It begins churchlike, funereal almost, a lone organ blowing the dust off its keys as a skittering snare rattles the conscience awake and synthetic beats provide the heartbeat for what follows. It’s slow and stately, the ideal bed upon which Thom Yorke can waft his wonky-eyed falsetto. A guitar line snakes in, unusual of time signature, creatively arpeggiated and clean, an excellent woody tone, you think, and a glimmering shimmer of strings (possibly an arcane instrument I am ignorant of – Jonny likes an unusual instrument for creating his soundscapes, as you well know) – sees the melody take a gorgeous and unexpected turn.

Devastation has come, sings Thom. Left in a station with a note of poems. Now there’s never anywhere to put my feet back down.

I don’t pretend to know what particular heartbreaking ruin he’s singing about, but the whole melody that follows is amazing. In slo-mo, and right in front of your eyes, it untwines and unravels, unspools itself free and starts to wander. As your ears follow its sinuous path, you’re aware that the drums have picked up in emphasis, freeform and jazz-like, and they are also wandering independently, fluttering rapidly like Kingfishers’ feathers by the softly flowing Afton.

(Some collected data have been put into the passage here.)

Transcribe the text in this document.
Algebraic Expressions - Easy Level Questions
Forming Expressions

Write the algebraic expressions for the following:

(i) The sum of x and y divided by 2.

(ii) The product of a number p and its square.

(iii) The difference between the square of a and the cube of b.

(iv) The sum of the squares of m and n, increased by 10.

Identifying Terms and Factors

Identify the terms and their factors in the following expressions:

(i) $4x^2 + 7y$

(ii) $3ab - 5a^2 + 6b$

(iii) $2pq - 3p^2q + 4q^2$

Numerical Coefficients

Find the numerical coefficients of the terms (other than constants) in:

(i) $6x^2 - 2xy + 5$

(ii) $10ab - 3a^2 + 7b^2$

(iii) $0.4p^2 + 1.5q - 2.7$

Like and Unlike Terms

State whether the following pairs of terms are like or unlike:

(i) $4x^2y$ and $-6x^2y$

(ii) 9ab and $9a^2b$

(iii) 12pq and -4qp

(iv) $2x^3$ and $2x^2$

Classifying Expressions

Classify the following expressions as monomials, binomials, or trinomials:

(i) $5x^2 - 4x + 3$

Then… the brass section! It gently blows its way in, stately and creeping, just like that advert for Castrol GTX that you’ll remember from the 1980s, the thick golden yellow substance easing and oozing its way into the head of the mechanic’s misplaced spanner. Speech Bubbles, for that is the name of the track, would make a great soundtrack were they ever to reboot the original and cast aside Mahler’s imperial Nachtmusic.

The SmileSpeech Bubbles

 

I am in no way a tastemaker or some barometer of hip opinion – the tagline at the top of the blog there would suggest that – but for what it’s worth, The Smile‘s A Light For Attracting Attention is, by some way, my album of the year. Speech Bubbles may not even be the best track on it, but it most definitely is this week.

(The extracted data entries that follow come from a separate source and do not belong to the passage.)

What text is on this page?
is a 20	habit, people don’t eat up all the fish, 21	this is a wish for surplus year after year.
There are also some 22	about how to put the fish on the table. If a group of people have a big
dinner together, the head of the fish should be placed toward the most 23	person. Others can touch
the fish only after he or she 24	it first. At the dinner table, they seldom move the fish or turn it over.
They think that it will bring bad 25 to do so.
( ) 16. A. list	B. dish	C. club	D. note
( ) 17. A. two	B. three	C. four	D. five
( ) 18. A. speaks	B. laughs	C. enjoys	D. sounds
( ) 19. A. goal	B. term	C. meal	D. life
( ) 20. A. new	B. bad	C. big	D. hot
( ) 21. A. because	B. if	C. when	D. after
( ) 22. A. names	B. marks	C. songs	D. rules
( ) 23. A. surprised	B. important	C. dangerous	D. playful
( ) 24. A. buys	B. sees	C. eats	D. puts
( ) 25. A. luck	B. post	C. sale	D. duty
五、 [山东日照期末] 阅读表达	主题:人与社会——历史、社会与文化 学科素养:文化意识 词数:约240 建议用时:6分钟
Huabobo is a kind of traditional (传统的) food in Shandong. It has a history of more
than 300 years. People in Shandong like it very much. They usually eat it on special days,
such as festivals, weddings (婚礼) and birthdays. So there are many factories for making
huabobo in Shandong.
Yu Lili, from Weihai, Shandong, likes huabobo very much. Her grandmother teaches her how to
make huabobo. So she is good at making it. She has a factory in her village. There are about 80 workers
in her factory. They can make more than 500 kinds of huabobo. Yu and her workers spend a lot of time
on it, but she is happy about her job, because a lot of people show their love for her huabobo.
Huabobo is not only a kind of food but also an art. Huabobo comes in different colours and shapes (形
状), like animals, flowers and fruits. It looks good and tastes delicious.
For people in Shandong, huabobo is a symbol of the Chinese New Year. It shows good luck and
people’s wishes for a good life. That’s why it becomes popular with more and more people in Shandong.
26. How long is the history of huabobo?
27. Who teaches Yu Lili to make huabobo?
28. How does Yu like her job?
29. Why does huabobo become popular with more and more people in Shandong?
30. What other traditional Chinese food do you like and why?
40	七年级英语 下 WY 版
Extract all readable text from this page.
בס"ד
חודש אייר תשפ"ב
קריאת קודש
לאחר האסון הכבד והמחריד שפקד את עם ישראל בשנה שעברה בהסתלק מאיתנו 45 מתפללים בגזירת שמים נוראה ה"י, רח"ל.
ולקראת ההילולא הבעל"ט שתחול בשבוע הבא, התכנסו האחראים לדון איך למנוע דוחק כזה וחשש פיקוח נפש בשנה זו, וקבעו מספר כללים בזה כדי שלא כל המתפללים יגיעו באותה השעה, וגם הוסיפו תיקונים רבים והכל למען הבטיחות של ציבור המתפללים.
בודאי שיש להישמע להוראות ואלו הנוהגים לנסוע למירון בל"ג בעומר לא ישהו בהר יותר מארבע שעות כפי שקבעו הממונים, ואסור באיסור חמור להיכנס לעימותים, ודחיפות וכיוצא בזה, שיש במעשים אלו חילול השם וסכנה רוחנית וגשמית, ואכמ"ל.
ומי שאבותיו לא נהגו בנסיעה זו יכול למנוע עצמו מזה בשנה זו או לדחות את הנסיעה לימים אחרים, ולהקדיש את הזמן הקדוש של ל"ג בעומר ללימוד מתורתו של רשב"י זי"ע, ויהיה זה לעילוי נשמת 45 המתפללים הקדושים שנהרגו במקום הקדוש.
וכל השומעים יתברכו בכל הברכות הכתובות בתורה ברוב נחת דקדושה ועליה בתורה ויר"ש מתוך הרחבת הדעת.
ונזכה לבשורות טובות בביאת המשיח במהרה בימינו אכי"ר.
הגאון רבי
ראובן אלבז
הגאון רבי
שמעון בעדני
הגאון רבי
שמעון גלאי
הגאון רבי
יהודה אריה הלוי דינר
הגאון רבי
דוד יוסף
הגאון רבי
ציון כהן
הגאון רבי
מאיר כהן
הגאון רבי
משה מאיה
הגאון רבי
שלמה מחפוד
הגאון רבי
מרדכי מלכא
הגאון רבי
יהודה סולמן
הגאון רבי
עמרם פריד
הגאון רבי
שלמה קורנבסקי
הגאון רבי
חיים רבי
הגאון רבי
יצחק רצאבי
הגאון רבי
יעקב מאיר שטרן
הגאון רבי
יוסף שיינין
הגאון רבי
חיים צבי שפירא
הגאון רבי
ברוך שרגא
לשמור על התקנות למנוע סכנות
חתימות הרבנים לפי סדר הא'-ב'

Whereas Jonny and Thom’s day job takes months, years, to evolve to the point a record is made, The Smile seems spontaneous, almost guerilla-like by comparison. Constant touring for the past few months has seen them regularly drop brand new songs into their set, much to the frenzy of the fan community for whom even a Thom Yorke recorded sneeze might find itself overanalysed and quite possibly remixed before he’s made it back to the hotel from the show.

Radiohead may be on permanent sabbatical, they may even have already dissolved, but The Smile more than makes up for their absence. I can’t wait to hear what they come up with next.